Introduction Cough rust is common in lobar pneumonia, and lobar pneumonia is mainly caused by Streptococcus pneumoniae. The lesion involves a lung tissue above the lung segment, and acute inflammation is mainly caused by diffuse cellulose exudation in the alveoli. The lesion begins in the local alveoli and spreads rapidly to a segment of the lung or to the entire lobules. Clinically, the onset is rapid, often starting with high fever and aversion to cold, followed by chest pain, cough, cough and rust, difficulty breathing, and signs of lung consolidation and increased white blood cell count in peripheral blood. The course of the disease lasted about a week, the body temperature plummeted and the symptoms disappeared. The disease mostly occurs in young men.

Cause

Cause

A variety of bacteria can be caused, but the vast majority are Streptococcus pneumoniae, of which type III is the most pathogenic. Streptococcus pneumoniae is a Gram-positive cocci, with a capsule, and its pathogenicity is due to the invasion of the capsule of the polymer polysaccharide to the tissue. A few are Klebsiella, Staphylococcus aureus, Streptococcus hemolyticus, Haemophilus influenzae, and the like.

Examine

an examination

Related inspection

Chest flat chest MRI chest CT examination chest perspective chest B super

1. Onset of illness, chills, high fever, chest pain, cough, cough and rust. A wide range of lesions can be associated with shortness of breath and purpura.
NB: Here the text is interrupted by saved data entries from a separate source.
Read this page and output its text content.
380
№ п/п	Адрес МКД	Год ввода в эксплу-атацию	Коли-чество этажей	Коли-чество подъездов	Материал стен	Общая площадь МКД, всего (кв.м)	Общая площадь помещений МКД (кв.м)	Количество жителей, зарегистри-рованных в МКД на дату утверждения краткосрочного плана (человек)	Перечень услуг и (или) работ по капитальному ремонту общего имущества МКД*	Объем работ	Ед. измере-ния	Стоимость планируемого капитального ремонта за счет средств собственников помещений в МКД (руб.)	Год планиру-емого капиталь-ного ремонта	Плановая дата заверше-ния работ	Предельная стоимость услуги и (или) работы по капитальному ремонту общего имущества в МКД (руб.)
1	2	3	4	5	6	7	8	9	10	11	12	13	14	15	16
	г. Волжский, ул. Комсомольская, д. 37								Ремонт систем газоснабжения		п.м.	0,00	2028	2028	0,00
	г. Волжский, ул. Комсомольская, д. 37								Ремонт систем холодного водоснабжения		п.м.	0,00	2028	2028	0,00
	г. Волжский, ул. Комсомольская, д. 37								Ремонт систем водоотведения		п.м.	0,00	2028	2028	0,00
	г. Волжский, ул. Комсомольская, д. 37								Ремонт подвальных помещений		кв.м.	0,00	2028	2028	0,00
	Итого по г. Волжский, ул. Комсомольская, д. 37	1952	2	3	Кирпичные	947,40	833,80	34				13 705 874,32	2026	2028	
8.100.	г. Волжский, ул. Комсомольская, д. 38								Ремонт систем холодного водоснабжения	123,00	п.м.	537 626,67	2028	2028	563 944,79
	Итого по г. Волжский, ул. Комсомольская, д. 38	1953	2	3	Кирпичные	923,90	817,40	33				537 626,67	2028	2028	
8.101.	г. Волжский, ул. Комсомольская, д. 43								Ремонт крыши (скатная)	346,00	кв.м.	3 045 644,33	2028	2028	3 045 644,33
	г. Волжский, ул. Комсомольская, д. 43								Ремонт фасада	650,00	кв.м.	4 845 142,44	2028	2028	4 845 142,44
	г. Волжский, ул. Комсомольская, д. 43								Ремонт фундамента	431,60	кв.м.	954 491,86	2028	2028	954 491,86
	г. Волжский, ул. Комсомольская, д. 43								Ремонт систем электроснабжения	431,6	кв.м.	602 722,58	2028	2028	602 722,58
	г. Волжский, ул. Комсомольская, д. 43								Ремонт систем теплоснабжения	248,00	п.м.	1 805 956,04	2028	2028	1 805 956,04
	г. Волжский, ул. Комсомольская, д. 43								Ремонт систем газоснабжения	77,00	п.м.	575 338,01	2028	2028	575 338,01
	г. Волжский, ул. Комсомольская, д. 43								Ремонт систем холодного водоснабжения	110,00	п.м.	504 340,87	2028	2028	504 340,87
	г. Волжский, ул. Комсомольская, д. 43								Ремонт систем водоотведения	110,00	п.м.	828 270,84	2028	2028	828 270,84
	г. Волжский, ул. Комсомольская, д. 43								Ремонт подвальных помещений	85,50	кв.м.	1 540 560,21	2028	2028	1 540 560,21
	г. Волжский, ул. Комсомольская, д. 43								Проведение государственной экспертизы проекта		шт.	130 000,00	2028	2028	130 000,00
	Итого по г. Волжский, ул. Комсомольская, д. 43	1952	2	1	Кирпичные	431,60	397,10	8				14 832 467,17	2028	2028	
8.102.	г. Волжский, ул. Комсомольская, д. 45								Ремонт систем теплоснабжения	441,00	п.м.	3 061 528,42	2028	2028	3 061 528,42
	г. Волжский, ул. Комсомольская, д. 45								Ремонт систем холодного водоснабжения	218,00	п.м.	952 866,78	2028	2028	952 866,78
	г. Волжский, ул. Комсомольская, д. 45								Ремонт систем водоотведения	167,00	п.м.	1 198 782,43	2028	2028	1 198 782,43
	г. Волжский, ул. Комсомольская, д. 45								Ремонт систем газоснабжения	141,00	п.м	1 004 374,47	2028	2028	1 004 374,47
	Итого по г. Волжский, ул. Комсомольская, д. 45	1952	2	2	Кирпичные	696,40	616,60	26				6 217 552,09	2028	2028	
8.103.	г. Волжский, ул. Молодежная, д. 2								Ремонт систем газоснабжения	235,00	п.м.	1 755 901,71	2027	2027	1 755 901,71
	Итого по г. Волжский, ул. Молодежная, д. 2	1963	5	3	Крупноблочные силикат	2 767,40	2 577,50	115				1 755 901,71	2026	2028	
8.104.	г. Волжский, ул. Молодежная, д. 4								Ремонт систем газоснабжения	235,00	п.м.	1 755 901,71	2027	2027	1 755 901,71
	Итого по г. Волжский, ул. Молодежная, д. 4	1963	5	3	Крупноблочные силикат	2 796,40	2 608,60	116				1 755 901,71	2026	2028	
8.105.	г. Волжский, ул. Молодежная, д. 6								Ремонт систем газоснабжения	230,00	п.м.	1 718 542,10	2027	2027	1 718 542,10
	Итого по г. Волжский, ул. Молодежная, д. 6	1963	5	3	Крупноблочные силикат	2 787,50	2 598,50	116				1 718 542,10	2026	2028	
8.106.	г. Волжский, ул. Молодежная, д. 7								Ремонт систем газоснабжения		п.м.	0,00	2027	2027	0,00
2. Some cases have nausea, vomiting, abdominal distension, and diarrhea.

3. Severe cases may have neuropsychiatric symptoms, such as irritability, paralysis and so on. It can also occur in peripheral loop failure and complicated with septic shock, called shock (or toxic) pneumonia.

4. Acute illness, shortness of breath, nose flapping.

5. Early lung signs are not obvious or only breath sounds are reduced and pleural friction sounds. The consolidation period may have typical signs, such as weakened respiratory movement on the affected side, increased vocal fibrillation, percussive dullness, auscultation of reduced breath sounds, wet rales or pathological bronchial breath sounds.

Diagnosis

Differential diagnosis

The disease is easily confused with the following diseases, pay special attention to the diagnosis:

(1) Cases of tuberculous pneumonia have a history of tuberculosis. Slow white blood cell counts are normal. Tuberculosis can be found in X-ray examination. There may be cavities in the lungs.

(2) The secondary infection of lung cancer is older and the onset of symptoms is slow. The symptoms of poisoning are not obvious. There may be X-ray examination and fiberoptic bronchoscopy or assisted diagnosis in the middle of the sputum.

(3) acute lung abscess often a large number of purulent sputum X-ray examination of the formation of cavities in the fluid plane can be identified.